Tempi – La lezione del “maestro Tanino”, che non aveva paura di trattare tutti come se fossero intelligenti
Sergio Fenizia ci segnala questo suo articolo pubblicato su Tempi
Caro direttore, uomini che scelgano per passione di fare i maestri di scuola primaria sono una rarità.
La notte di domenica 28 maggio, in seguito a un infarto, ci ha improvvisamente lasciati il “maestro Tanino”, come veniva chiamato Gaetano Lucchesi, noto a Palermo anche per essere stato tra gli iniziatori della scuola Faes Altavilla.
Alcuni colleghi lo prendevano bonariamente in giro chiamandolo “il maestro dei maestri”, per la sua propensione a stimolare costantemente gli altri con riflessioni profonde e sagge su aspetti centrali del lavoro scolastico o con la proposta di letture significative che selezionava con cura, e che ti lasciava sulla cattedra o ti metteva in tasca, in base alle esigenze di ciascuno. Se qualche volta poteva sembrare che esagerasse, era comunque sempre per amore della cultura e della verità che si attivava.
Anche se non immaginava una morte così repentina, da tempo si teneva pronto al suo incontro finale con Dio, attraverso una vita di servizio agli altri e di impegno per la propria famiglia, per i propri amici e colleghi, per i propri alunni.
Questi ultimi, dopo sua moglie e i suoi tre figli, hanno sempre occupato un posto speciale nel suo cuore. Li ricordava tutti e rimaneva in contatto con molti. Proprio il 27 maggio, aveva trascorso la serata con quelli della sua prima classe – era il 1984 – e le rispettive famiglie.
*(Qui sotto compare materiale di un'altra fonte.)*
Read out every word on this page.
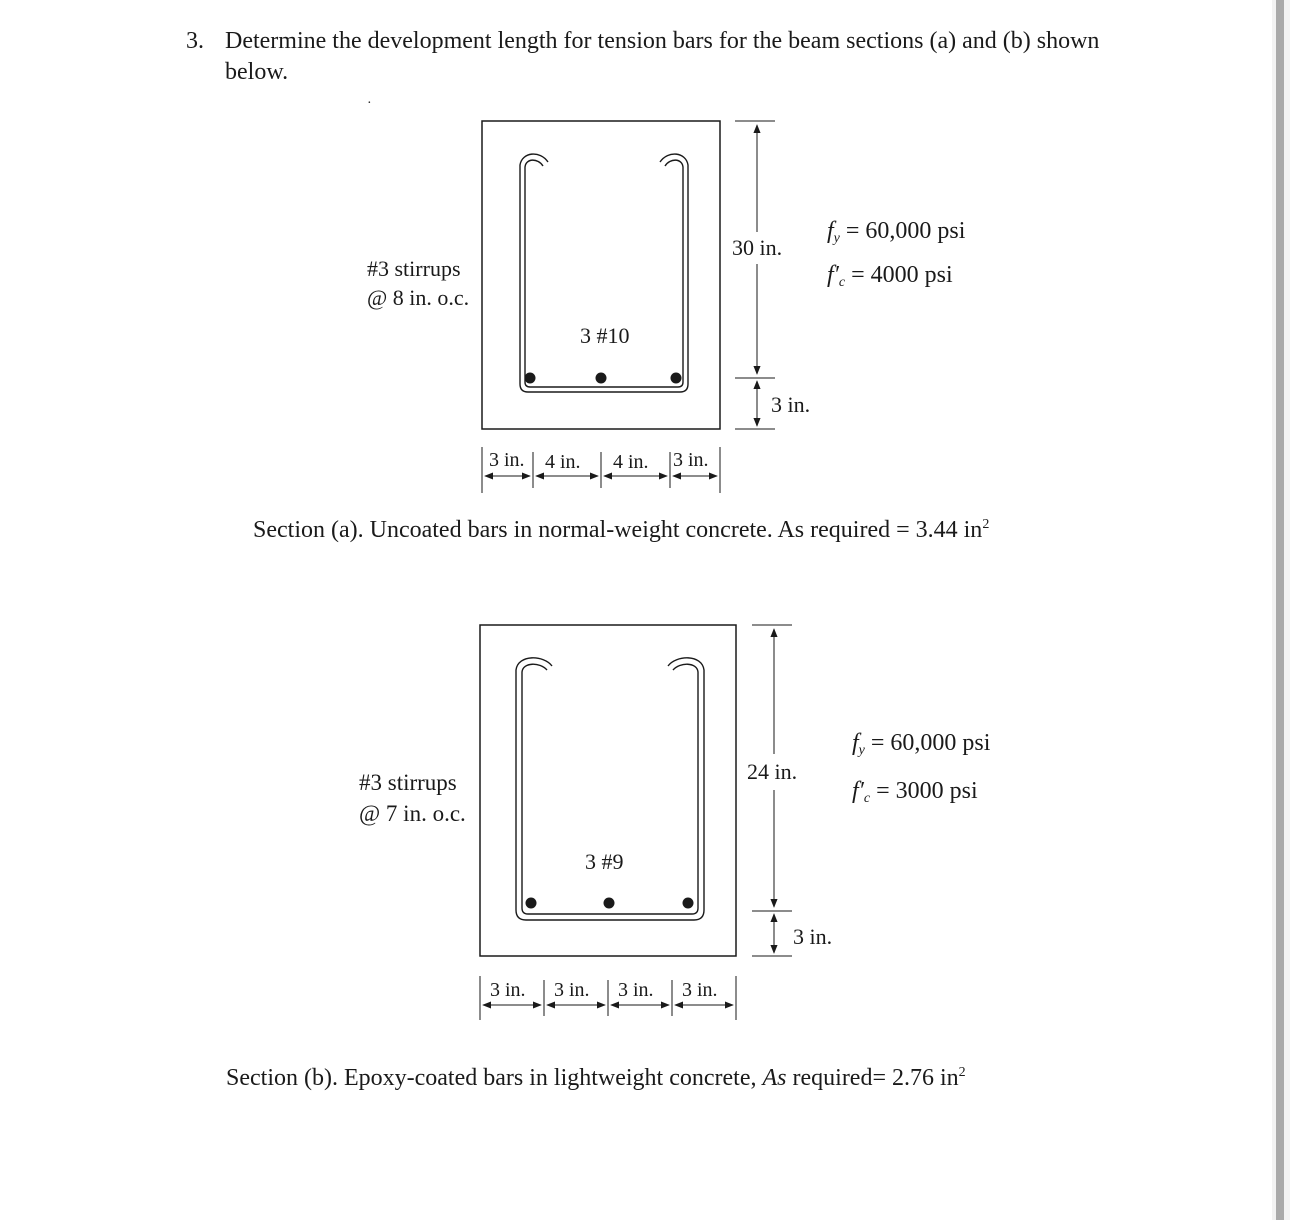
3. Determine the development length for tension bars for the beam sections (a) and (b) shown below.
·
#3 stirrups
@ 8 in. o.c.
3 #10
30 in.
3 in.
$f_y = 60,000$ psi
$f'_c = 4000$ psi
3 in. 4 in. 4 in. 3 in.
Section (a). Uncoated bars in normal-weight concrete. As required = 3.44 $in^2$
#3 stirrups
@ 7 in. o.c.
3 #9
24 in.
3 in.
$f_y = 60,000$ psi
$f'_c = 3000$ psi
3 in. 3 in. 3 in. 3 in.
Section (b). Epoxy-coated bars in lightweight concrete, As required= 2.76 $in^2$
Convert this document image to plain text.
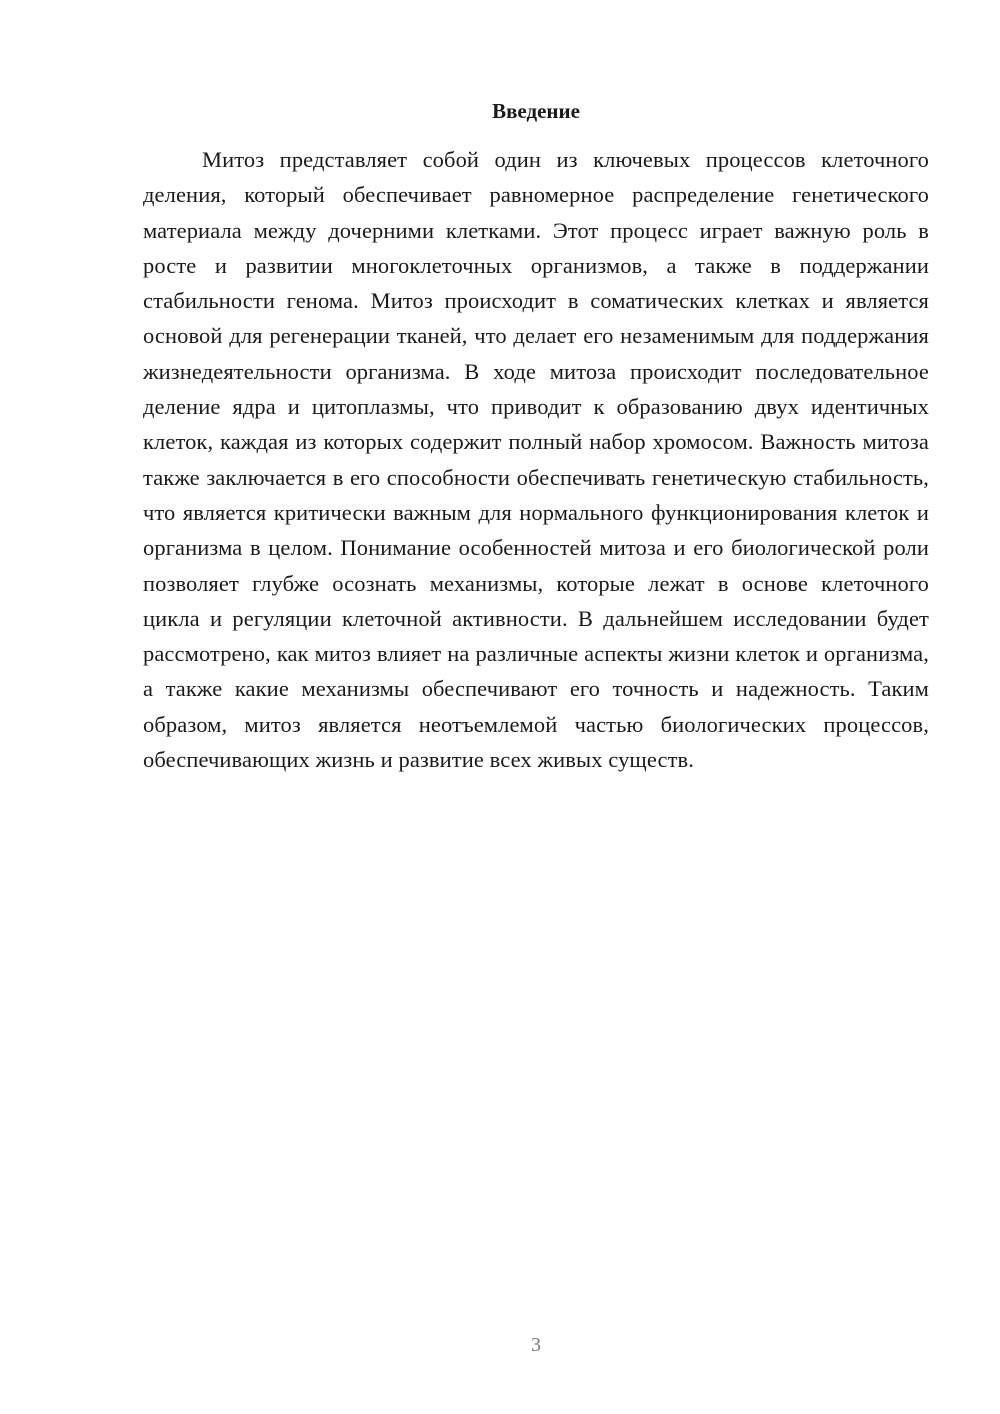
Введение

Митоз представляет собой один из ключевых процессов клеточного деления, который обеспечивает равномерное распределение генетического материала между дочерними клетками. Этот процесс играет важную роль в росте и развитии многоклеточных организмов, а также в поддержании стабильности генома. Митоз происходит в соматических клетках и является основой для регенерации тканей, что делает его незаменимым для поддержания жизнедеятельности организма. В ходе митоза происходит последовательное деление ядра и цитоплазмы, что приводит к образованию двух идентичных клеток, каждая из которых содержит полный набор хромосом. Важность митоза также заключается в его способности обеспечивать генетическую стабильность, что является критически важным для нормального функционирования клеток и организма в целом. Понимание особенностей митоза и его биологической роли позволяет глубже осознать механизмы, которые лежат в основе клеточного цикла и регуляции клеточной активности. В дальнейшем исследовании будет рассмотрено, как митоз влияет на различные аспекты жизни клеток и организма, а также какие механизмы обеспечивают его точность и надежность. Таким образом, митоз является неотъемлемой частью биологических процессов, обеспечивающих жизнь и развитие всех живых существ.

3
Si erano riuniti per festeggiare la prima Messa solenne celebrata da uno di loro, novello sacerdote, don Luigi Vassallo. Una foto, che lo ritrae in quelle ore con lui e con altri due, ormai giovani papà, mostra il volto sorridente di un vecchio maestro felice per i frutti del proprio lavoro. Un lavoro attraverso il quale ha sempre cercato di prendersi cura del corpo e dell’anima, dell’intelligenza e del cuore di chi gli era affidato. Un vero educatore, quindi. Uno di quelli che sa che la pura istruzione non esiste. Che ogni azione umana non è mai neutrale, ma ha sempre una valenza educativa o diseducativa. Che la trasmissione del sapere ha valore solo se realizzata in una cornice di senso che renda ogni persona più umana.
Tanino Lucchesi, era originario di Siculiana, nell’Agrigentino. Aveva poi trascorso l’infanzia e la giovinezza all’Arenella, una borgata di pescatori alle falde di quel Monte Pellegrino, noto per il santuario di Santa Rosalia, patrona della città, dove il tam tam della notizia della sua dipartita si è diffuso in un baleno tra tanti amici di gioventù che lo ricordano con gratitudine e affetto.
Non mancherà l’occasione di tratteggiare in futuro alcuni aspetti della sua figura professionale, a beneficio della scuola italiana e di chi si occupa di educazione. Al momento basti segnalare un criterio che il maestro Tanino seguiva sempre nel suo lavoro e che ha dato molti buoni risultati in ciascuno dei ragazzi che hanno avuto la fortuna di esserne allievi. Trattava tutti come se fossero molto intelligenti. Proponeva mete alte a ciascuno dei suoi alunni, anche a quelli meno intuitivi, meno rapidi, meno “portati” per lo studio. Ed era commovente vedere bambini, anche piccoli (quando prendeva le prime classi), anche con difficoltà di apprendimento (che non sono mai mancati nelle sue classi), applicarsi con il massimo impegno alla soluzione di problemi di aritmetica, o di geometria, o di logica della lingua.
Era il suo stile: proporre mete alte a tutti, e poi essere molto benevolo nel giudicare ciascuno. E tutti erano fieri di questa fiducia che li rendeva più uomini. Con lui, anche se i voti potevano essere bassi, nessun compito “andava male”, nessuna risposta era “sbagliata”, perché il maestro Tanino aveva il dono di fare sentire tutti importanti e intelligenti. Anche me.